Two homicides occurred in Baltimore on Saturday despite the city's 72-hour "ceasefire" initiative, a campaign promoted by local activists to stop violence and call for a murder-free weekend in the city.
Activist Erricka Bridgeford, 44, and other community leaders promoted the "Baltimore ceasefire," which began at midnight early Friday and continued through Sunday night, using the slogan, "Nobody kill anybody for 72 hours."
About 40 hours into the ceasefire, however, two men were shot and killed, the Baltimore Sun reported. The first victim of violence was a 24-year-old man who was fatally shot around 5 p.m. on Saturday. Just hours later, around 10 p.m., a 37-year-old-man was also shot and killed. Both victims were taken to the hospital and died there.
A third man, 22, was taken to the hospital after suffering a gunshot wound to the arm on Saturday afternoon, Fox45 reported.
Participants of the ceasefire campaign convened at the scene of the shooting to comfort relatives and neighbors of the victim.
Bridgeford posted on Facebook Sunday morning to keep morale high after the two homicides.
"The #BaltimoreCeasefire has NOT ended," Bridgeford wrote. "If you are going to run around here acting defeated, A. Part of me wants to give you this nub to your eye, and then, to hug you, and B. You are not ready for this revolution. It's fine. But please sit down & quiet yourself. Stop panicking out loud.
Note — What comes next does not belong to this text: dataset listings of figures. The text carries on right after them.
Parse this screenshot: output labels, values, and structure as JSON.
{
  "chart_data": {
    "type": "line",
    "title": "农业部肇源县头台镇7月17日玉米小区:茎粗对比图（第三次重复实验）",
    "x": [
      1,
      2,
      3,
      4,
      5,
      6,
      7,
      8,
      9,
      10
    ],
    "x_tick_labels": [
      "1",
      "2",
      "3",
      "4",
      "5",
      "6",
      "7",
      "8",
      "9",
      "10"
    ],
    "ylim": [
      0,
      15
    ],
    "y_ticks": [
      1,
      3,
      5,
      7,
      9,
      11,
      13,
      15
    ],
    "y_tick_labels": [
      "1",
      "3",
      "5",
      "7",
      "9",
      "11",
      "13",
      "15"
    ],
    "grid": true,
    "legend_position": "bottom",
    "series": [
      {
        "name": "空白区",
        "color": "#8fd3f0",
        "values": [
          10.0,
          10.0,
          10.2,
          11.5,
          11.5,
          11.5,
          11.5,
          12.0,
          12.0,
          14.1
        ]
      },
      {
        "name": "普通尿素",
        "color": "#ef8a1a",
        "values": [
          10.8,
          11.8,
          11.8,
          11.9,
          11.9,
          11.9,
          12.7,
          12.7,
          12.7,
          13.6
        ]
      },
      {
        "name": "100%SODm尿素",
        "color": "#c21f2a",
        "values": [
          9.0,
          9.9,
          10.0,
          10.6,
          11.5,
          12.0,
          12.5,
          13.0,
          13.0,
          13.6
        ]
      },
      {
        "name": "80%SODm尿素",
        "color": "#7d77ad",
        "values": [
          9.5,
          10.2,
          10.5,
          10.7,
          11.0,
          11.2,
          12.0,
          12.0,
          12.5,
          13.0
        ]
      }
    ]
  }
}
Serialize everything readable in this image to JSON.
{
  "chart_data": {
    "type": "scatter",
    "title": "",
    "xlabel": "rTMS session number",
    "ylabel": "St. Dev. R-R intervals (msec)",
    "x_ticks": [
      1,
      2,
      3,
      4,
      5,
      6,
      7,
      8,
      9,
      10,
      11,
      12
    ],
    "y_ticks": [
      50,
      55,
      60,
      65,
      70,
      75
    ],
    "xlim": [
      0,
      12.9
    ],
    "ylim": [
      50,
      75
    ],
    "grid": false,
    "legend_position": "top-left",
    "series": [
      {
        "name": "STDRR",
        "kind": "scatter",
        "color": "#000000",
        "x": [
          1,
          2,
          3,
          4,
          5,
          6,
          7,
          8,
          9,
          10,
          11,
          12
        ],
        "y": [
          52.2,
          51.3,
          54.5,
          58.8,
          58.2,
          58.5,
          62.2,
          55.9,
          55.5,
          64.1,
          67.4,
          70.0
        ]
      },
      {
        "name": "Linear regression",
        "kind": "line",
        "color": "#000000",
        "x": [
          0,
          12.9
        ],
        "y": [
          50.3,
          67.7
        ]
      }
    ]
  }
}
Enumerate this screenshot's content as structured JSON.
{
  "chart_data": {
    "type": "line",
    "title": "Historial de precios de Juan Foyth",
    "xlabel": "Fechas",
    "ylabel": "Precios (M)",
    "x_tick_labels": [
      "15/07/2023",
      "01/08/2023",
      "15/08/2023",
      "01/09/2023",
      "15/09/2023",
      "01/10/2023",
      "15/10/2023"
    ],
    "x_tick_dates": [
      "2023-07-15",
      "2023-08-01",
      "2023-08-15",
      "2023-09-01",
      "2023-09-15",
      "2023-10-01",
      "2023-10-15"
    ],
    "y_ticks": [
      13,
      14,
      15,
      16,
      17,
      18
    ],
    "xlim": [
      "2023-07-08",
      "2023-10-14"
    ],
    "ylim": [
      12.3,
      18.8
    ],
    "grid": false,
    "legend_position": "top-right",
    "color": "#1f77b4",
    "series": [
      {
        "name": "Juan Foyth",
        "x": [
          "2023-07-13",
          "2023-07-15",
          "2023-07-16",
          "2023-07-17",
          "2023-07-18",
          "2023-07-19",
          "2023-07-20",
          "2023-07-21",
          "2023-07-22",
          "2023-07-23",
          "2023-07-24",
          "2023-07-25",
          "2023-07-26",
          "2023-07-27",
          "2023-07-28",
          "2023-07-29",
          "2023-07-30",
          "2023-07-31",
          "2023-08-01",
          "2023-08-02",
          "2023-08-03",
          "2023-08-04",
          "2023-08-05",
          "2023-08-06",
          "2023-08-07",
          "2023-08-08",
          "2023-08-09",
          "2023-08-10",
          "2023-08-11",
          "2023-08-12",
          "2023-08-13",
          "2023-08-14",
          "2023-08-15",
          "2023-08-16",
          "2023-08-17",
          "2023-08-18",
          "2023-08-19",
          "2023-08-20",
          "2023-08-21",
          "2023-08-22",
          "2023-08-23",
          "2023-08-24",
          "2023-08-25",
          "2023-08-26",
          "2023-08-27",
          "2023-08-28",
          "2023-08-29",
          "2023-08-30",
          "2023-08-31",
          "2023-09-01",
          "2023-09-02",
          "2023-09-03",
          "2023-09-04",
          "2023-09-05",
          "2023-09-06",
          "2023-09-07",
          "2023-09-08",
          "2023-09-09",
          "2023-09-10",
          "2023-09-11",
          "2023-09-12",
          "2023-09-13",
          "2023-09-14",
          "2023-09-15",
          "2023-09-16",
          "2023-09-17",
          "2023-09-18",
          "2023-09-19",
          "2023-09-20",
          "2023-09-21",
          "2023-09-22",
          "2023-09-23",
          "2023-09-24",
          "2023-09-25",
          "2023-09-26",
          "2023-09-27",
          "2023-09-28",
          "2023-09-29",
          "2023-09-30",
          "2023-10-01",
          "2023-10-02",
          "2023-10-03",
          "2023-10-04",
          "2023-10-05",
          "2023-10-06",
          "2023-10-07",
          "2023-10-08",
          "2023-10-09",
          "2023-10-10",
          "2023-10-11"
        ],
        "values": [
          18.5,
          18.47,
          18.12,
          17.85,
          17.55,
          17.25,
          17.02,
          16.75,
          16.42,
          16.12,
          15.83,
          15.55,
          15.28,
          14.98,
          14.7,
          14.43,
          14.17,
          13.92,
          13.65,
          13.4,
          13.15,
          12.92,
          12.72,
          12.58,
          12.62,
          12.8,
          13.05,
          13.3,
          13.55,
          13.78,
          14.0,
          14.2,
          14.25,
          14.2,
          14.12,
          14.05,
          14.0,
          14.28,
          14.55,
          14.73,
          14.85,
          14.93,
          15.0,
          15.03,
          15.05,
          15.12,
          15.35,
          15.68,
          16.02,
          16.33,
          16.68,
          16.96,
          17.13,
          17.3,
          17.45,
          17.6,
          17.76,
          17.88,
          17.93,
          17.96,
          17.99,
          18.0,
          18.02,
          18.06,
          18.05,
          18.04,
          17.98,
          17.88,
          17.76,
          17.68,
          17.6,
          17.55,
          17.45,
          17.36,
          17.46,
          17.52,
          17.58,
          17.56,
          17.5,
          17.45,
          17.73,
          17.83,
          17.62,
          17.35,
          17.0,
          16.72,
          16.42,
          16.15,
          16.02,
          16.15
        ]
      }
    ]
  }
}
Find a corner & watch us keep GETTING THIS WORK."
Bridgeford started the Baltimore ceasefire to curb the city's high number of homicides. By the end of July, there had been 204 homicides in Baltimore, a record number for the Maryland city.
The campaign garnered the support of thousands on social media.
"The goal is for everyone in the city to know that Baltimore is committing to no shootings, no stabbings, etc… no murders during the first weekend in August. WE CAN DO IT! Let's go," the Baltimore Ceasefire's Facebook page states.
The ceasefire's organizers also sold t-shirts to help promote their cause. Profits from the shirts were used to "buy materials to FLOOD Baltimore with the message, ‘#NobodyKillAnybody August 4th through August 6th,'" according to the organization's Facebook page.
The group also collected donations leading up to the weekend, intending to give the money to the first family to lose someone to violence during the ceasefire.